I don’t believe any intellectual has ever done anything decisive in human history, when it was not a matter of culture but of actually saving the species. History should be re-examined from this perspective: I’d be surprised if I were mistaken. What can you do with such houseplants that wither in fresh air?

And the situation of the Jewish intellectual is certainly worse, as he stands at two removes from the active game of existence; firstly as an intellectual and secondly as a Jew.

I was reading in Şapsă Zwi’s history, sold to me in December by Abraham Sulitzer, my friend from the train, that in 1646 tens of thousands of Jews were butchered in Poland and Russia, hundreds of villages and towns were wiped from the face of the earth, and while the towns were burning, while the spilled blood was pouring like lava from a still active volcano, in the synagogues, among flames and blood, they discoursed over Talmudic texts.

And the historian relates this terrible thing with pride, as a heroic fact, while it seems to me a sinister refusal to live, the undermining of the vital impulses, a shameful retreat from the law of nature.

*

I couldn’t have bumped into Sami Winkler at a better moment. ‘Just the man I need,’ he said cheerfully.
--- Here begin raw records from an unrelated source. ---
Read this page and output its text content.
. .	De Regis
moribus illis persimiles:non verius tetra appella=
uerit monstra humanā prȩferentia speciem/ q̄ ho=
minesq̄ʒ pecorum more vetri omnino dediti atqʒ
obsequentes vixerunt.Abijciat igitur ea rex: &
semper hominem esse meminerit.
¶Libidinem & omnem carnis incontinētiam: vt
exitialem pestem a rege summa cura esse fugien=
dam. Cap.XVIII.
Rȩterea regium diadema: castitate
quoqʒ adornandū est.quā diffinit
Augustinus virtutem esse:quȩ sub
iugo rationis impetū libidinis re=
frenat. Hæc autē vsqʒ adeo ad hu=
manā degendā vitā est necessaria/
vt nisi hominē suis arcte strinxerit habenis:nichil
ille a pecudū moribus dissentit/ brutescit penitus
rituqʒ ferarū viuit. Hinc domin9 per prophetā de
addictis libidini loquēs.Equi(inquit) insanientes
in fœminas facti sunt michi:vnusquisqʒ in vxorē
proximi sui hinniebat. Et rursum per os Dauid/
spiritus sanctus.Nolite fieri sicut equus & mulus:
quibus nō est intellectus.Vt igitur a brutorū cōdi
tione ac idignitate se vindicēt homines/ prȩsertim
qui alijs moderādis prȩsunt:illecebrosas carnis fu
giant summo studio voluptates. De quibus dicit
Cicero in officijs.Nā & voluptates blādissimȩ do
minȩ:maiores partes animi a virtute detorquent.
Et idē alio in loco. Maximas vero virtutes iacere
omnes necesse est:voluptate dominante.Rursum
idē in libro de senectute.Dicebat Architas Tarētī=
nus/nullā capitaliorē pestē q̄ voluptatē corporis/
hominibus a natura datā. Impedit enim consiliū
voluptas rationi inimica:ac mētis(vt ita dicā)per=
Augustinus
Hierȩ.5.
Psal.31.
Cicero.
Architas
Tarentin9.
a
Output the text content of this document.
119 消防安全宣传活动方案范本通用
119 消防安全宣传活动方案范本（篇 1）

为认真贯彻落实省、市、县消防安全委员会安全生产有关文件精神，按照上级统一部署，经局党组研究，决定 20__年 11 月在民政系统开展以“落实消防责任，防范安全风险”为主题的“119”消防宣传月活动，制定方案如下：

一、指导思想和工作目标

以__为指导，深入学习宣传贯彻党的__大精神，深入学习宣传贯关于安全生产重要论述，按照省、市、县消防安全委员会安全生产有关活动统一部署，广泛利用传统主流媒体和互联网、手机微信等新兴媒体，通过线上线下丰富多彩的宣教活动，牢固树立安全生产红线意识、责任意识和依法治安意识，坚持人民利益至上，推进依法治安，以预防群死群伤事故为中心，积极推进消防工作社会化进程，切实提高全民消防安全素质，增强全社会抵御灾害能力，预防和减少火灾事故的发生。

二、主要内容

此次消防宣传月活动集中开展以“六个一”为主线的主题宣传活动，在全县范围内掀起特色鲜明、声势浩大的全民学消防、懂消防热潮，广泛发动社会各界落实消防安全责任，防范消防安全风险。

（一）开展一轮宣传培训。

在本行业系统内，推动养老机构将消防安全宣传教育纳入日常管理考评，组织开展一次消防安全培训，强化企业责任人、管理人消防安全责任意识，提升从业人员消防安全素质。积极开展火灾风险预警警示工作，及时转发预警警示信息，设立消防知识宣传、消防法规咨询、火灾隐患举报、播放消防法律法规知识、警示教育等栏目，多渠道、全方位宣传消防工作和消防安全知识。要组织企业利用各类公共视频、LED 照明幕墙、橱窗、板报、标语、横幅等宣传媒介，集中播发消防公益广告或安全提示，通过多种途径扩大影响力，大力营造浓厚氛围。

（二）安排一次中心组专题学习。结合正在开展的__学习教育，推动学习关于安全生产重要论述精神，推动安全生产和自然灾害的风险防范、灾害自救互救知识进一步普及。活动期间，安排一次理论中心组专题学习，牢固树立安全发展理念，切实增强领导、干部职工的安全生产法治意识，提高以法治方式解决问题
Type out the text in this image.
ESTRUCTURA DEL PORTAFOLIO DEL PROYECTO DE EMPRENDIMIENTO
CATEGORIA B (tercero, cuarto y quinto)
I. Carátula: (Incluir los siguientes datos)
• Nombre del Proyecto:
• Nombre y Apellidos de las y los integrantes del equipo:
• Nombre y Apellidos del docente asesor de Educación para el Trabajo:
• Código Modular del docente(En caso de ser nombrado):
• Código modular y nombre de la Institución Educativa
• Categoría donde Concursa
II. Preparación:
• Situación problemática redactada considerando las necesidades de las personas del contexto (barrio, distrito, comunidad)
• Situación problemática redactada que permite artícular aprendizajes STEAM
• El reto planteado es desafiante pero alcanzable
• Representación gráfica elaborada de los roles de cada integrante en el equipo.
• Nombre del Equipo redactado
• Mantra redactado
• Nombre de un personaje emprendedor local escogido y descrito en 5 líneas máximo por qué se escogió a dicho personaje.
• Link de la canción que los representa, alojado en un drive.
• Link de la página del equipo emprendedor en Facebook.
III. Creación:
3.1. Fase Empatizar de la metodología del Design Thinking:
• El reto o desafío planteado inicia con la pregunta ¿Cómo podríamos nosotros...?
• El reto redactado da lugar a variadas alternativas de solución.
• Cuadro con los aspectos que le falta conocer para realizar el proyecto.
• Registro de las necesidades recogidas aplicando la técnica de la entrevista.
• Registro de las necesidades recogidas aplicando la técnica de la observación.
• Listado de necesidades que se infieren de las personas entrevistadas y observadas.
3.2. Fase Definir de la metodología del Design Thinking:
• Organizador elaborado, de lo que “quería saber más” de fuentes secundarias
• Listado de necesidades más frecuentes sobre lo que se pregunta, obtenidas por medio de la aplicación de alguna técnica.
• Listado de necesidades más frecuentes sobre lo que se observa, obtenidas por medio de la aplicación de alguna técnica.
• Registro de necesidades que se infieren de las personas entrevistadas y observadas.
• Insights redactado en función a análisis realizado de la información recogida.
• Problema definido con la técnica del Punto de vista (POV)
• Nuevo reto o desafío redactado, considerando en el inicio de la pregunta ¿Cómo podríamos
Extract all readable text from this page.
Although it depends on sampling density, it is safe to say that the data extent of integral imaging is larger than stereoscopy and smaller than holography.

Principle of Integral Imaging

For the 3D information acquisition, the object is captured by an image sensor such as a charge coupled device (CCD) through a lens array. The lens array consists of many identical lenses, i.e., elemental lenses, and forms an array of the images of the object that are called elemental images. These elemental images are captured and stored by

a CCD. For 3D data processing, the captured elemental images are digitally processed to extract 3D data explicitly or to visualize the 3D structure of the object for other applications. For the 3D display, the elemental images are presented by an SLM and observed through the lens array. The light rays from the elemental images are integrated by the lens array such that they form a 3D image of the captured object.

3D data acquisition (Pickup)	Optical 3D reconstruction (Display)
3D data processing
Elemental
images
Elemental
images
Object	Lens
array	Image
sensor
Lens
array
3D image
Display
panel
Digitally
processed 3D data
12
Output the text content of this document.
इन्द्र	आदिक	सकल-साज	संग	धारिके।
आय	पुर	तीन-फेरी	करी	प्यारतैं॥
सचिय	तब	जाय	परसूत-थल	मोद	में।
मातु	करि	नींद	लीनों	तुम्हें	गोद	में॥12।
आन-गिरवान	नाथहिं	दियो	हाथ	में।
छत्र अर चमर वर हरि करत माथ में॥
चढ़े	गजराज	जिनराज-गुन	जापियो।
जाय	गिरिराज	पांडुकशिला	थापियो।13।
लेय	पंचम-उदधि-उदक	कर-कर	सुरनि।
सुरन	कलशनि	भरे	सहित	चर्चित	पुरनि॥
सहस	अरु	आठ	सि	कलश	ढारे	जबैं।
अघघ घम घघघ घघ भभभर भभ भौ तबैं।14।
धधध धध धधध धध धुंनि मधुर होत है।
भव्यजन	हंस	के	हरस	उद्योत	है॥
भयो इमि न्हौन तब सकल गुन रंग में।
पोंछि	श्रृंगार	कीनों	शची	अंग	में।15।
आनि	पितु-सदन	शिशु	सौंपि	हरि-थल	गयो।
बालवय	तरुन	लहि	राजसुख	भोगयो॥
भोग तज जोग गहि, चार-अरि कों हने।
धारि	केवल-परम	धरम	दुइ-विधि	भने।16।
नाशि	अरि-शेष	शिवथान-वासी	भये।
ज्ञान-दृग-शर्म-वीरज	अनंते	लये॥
I’d recognized from afar his great square boxer’s shoulders in the corner at the National, where he’d stopped to pass the time. I hadn’t seen him since early December, on the day I went to the student dormitories and found him arguing with S. T. Haim, his ideological enemy.

I like Winkler’s sturdy calm, the suggestion of physical strength, and the rough appearance which in fact obscures how much he has learned by applying himself methodically and painstakingly.